I agree that filling land with 0 seems the better option, rather than hoping we remember this gotcha into the indefinite future...

nichannah commented 3 years ago

The solution to this is not completely satisfactory. The obvious way to get netcdf to put 0's in places where no data is written is to set _FillValue = 0. This can be a bit confusing because there is no difference between "no data" and "data with value 0". However I think this is probably still better than the alternative which is needing to fix-up CICE restarts whenever the PE layout changes.

See attached Tsfcn, the white has value 0 and the red is mostly -1.8.

Screen Shot 2020-10-08 at 10 49 09 pm
aekiss commented 3 years ago

I don't think setting _FillValue = 0 is a problem for this particular variable, as zero values are used for Tsfcn at land points outside the land mask in the PIO restarts anyway.

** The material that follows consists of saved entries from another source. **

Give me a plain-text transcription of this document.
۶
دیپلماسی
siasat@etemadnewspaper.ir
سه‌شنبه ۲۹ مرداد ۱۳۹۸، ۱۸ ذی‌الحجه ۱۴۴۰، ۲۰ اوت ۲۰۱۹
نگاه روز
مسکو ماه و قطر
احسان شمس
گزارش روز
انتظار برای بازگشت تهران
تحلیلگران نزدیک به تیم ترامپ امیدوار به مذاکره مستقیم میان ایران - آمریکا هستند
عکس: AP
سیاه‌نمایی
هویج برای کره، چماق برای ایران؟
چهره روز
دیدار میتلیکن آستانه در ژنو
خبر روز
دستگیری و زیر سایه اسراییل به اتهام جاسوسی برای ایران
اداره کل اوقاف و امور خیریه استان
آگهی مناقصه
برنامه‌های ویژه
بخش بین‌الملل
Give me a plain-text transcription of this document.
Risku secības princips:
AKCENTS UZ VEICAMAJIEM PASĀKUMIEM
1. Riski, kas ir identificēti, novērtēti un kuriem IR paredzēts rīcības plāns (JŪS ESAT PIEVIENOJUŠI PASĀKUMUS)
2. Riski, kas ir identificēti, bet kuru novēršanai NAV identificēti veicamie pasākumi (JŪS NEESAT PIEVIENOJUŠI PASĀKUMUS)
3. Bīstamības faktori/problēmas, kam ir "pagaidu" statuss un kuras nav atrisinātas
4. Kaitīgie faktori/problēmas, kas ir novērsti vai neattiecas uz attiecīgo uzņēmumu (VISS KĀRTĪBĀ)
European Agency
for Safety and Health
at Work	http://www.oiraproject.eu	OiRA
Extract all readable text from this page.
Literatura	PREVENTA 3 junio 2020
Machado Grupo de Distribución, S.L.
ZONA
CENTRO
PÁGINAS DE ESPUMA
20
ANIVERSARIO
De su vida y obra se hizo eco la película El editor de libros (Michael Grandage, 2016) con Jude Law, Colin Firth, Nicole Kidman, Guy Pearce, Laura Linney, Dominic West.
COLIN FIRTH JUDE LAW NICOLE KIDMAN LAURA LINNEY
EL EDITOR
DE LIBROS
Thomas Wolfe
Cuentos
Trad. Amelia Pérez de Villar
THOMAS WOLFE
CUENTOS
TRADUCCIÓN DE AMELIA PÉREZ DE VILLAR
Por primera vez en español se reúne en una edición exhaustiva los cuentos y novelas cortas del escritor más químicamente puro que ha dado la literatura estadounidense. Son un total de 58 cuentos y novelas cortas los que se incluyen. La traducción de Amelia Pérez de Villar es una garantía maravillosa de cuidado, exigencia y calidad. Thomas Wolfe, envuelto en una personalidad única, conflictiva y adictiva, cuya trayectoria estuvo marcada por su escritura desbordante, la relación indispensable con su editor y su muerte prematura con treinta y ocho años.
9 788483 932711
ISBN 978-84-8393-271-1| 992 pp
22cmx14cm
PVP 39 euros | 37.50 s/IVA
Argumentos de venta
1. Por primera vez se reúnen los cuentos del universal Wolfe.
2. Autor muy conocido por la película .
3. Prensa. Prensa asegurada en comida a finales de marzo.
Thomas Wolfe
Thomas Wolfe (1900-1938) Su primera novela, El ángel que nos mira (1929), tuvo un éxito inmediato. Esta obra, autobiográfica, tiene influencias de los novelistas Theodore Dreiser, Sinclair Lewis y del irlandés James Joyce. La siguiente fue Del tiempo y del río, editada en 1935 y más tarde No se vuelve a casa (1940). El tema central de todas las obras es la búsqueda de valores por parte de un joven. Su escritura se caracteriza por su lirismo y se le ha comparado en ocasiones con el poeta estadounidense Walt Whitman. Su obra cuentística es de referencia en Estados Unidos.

e.g. see Tsfcn in /scratch/x77/aek156/access-om2/archive/01deg_jra55v140_iaf_cycle2_pio_test2/restart356/ice/iced.1986-04-01-00000.nc (the range is narrowed for clarity): Screen Shot 2020-10-09 at Fri 9-10 4 36pm

Setting _FillValue = 0 is consistent with what was done in the non-PIO restarts, which had zero throughout the land points - e.g. /scratch/v14/pas548/restarts/KEEP/restart356/ice/iced.1986-04-01-00000.nc: Screen Shot 2020-10-09 at Fri 9-10 4 29pm

However I haven't looked at the other restart fields or files so maybe there would be problems with them?

I guess a safe thing would be to set the _FillValue for each field to the value from a land point that isn't masked out?